Filistin direnişini sıkıştırmak için savunmasız halkın üzerine tonluk bombalar yağdıran siyonist katiller ve onlara bu bombaları, onları atan uçakları, bütün askeri teçhizatı, elemanları ve hatta stratejiyi veren ABD saldırılarla Filistin direnişini ve halkını teslim olmaya zorlamada başarılı olamayınca "aç bırakma" silahını daha katı ve daha şedit bir şekilde kullandı. Bu yüzden işgalci katiller 19 Ocak 2025'te gerçekleştirilen ateşkesin ikinci aşamasına geçmeyi kabul etmeyip tümüyle ilga ederek, 1 Mart'tan itibaren Gazze Şeridi'ne insani yardım sokulmasını tamamen engellediler.

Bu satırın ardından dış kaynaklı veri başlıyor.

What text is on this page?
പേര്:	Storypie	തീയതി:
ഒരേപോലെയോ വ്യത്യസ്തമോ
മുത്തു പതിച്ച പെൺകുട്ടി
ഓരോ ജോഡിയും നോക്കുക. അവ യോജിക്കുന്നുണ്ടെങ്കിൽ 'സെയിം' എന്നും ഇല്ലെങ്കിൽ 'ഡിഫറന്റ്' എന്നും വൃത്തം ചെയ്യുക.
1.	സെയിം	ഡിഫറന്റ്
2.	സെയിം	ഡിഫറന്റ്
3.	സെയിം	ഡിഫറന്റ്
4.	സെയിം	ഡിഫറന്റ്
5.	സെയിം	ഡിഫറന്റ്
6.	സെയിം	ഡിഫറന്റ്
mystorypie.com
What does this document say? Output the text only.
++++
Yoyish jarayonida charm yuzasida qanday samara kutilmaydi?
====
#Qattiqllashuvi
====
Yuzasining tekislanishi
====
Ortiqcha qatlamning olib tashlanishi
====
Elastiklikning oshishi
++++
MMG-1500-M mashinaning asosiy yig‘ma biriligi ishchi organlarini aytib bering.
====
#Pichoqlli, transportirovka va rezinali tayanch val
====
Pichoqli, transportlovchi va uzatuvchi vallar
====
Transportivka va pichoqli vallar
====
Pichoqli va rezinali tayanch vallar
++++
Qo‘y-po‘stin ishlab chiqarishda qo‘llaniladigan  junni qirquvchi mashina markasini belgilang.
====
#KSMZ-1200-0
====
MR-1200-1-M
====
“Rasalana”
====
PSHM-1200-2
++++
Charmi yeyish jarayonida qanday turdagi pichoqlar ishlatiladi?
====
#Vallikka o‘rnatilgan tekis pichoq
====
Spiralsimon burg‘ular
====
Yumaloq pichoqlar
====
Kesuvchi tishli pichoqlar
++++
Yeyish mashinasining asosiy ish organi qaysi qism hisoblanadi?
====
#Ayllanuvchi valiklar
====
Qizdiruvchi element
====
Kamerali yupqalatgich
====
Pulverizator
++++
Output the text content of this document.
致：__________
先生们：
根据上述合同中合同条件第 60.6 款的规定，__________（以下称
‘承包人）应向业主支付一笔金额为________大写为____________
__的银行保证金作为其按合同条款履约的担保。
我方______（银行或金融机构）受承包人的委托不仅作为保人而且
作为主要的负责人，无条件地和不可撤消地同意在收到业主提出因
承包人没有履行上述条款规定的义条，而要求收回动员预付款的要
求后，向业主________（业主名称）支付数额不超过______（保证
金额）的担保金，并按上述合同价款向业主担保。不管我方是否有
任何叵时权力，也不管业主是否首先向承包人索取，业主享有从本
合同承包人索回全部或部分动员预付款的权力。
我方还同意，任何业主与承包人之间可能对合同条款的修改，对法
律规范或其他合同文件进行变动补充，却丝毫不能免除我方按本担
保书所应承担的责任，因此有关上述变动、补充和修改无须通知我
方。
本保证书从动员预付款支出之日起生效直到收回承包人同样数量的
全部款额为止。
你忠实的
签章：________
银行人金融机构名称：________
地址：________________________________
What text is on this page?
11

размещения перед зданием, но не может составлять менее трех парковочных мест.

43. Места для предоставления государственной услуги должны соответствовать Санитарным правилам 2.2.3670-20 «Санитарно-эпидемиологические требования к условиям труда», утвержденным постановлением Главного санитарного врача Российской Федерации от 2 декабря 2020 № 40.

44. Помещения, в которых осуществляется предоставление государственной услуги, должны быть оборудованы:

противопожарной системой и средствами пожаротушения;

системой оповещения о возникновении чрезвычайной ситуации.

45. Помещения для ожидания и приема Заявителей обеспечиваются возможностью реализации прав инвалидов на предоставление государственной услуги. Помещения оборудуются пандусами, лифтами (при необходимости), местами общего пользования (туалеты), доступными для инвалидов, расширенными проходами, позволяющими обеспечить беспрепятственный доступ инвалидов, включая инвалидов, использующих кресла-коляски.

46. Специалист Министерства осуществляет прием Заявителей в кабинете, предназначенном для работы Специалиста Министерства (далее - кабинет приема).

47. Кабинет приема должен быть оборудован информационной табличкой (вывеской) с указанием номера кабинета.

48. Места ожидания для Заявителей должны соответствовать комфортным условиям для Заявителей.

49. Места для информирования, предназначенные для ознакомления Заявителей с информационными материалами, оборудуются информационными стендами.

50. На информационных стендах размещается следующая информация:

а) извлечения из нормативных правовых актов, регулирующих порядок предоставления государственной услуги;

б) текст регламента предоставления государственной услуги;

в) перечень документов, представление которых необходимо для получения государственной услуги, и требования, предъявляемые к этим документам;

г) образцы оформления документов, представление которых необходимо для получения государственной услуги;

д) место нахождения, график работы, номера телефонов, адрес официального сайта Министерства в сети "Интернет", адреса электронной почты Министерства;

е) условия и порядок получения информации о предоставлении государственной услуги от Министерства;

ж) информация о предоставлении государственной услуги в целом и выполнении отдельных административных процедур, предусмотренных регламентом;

Bu sebeple onlarca kişi açlık yüzünden hayatını kaybetti. Binlerce kişi yetersiz beslenme yüzünden muhtelif hastalıklara maruz kaldı.

Bu kez ABD ve işgalci siyonist rejim başka bir oyuna başvurdu. Güya bölgeye kendi elleriyle yardım sokmayı planladıklarını ve bu yardımların dağıtımını da kendilerinin kontrol edeceklerini iddia ederek, sözde "Gazze İnsani Yardım Vakfı" adı verilen ve ABD tarafından finanse edilen bir kuruluş kurdular. Sonra da bu kurumun yardım dağıtım merkezlerini, insanları toplu halde katletmek için tuzak olarak kullandılar. Aç insanlara, "Şu merkezlere gelin size un dağıtacağız!" diye ilanlar yaptı; merkezlerin etrafına da siyonist katilleri güya dağıtım işleminin güvenliğini sağlama iddiasıyla yerleştirdi ardından yardım almaya gelenleri vahşice katlettiler. Bu vahşeti ise ABD ile siyonist işgal rejimi birlikte planladı ve birlikte icra etti.